I live with the reality of political change every day. I see at very close quarters the existential threat – and I use those words carefully but truthfully – that Brexit is. It is about much more than institutions and much more than contemporary political alliances. It is about how we see ourselves, how we view our world and whether we want ourselves and our neighbours to be grounded, to be re-founded, to be connected; or to be cast adrift and looking only inwards.

Here, in Argyll, we have much around us that can remind us of that choice. And remind us that it is the ground beneath us, and the signs of continued presence all around us, that give us the best lessons in ensuring that we join in, rather than walk away.

Just up the road from here there is an ancient site – Kilmartin Glen – where no doubt the questions of connection or isolation were in the minds and rituals of inhabitants long before we were ever plagued by the same thoughts.

Standing Stones Kilmartin Glen

Kilmartin is a good place for me to conclude these thoughts, starting as I did in Glenmasan – a span across my whole constituency.

My Glasgow University colleague Alan Riach writes this of his experience of Kilmartin, in words which could be well described as ‘grounded’ – in Argyll, a distillation of the goepoetic world view:

“I never saw the intricate connections with quite this sunny clarity before, such intimate revealing of relations in brilliance, and at such an hour: the West and Islands open to the sea and Ireland, always seemed to be alive with colour: bright blue waters, emeralds and snow; but shapes and movement, glacial striations, ox-bow lakes, tidal rivers, hill-tops making patterns to each other – all connect in vision as the art of men and women finds its laws in natural reciprocation: raindrops in a quiet pool form expanding spirals on the bending plane: an ancient brooch, the lunulae – silver, gold: water, sunlight, eyes to see the clearness of design.
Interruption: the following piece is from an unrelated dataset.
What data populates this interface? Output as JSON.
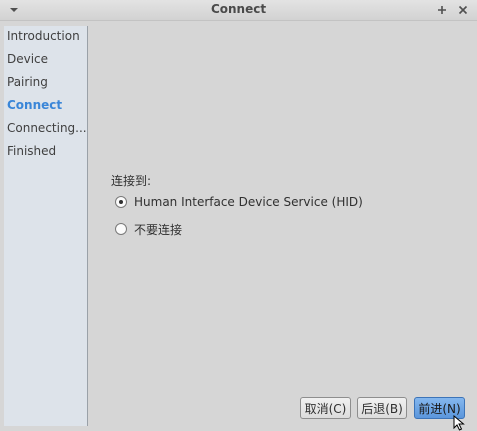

And this takes place in mind, imagination: across 10,000 years, while now outside the car my father drives, the rain drives down on grass and bracken, heather rocks and hills and lochs and lochans, midges and elusive little fish. The forestry have camouflaged the earth’s wet dark antiquity; the road between Kilmartin and the ferry just approaching Oban is impatient, twisty, a hard fast exit through this valley of old ghosts. And yet the vision stays perception, the clarity of sunlight’s careful disposition, in this undifferentiated time.”

An ‘undifferentiated time’: a time of continuity and connection. A time grounded in the world, conscious of place and knowing one’s self. A confidence even during transition, even during that transition which Kenneth White imagined taking place in 2001 and which continues under darker skies.

“Fare forward, voyager” instructed T.S. Eliot, echoing that earlier injunction from Walt Whitman: “Now Voyager, Sail Forth to seek and find

Sail forward. Sail Forward because we have no alternative but to keep going, to travel with hope, but always to apply intelligence, creativity, poetry and even politics to where we are, where we are traveling through and to where we want to get.

And always to be connected. To hear the sweet sound of the cuckoo in Glendaruel and to know that it is one of the songs that links – and has long linked – Argyll, and us in Argyll, to Argyll and us and to the deep and wide, if not yet grounded, world.”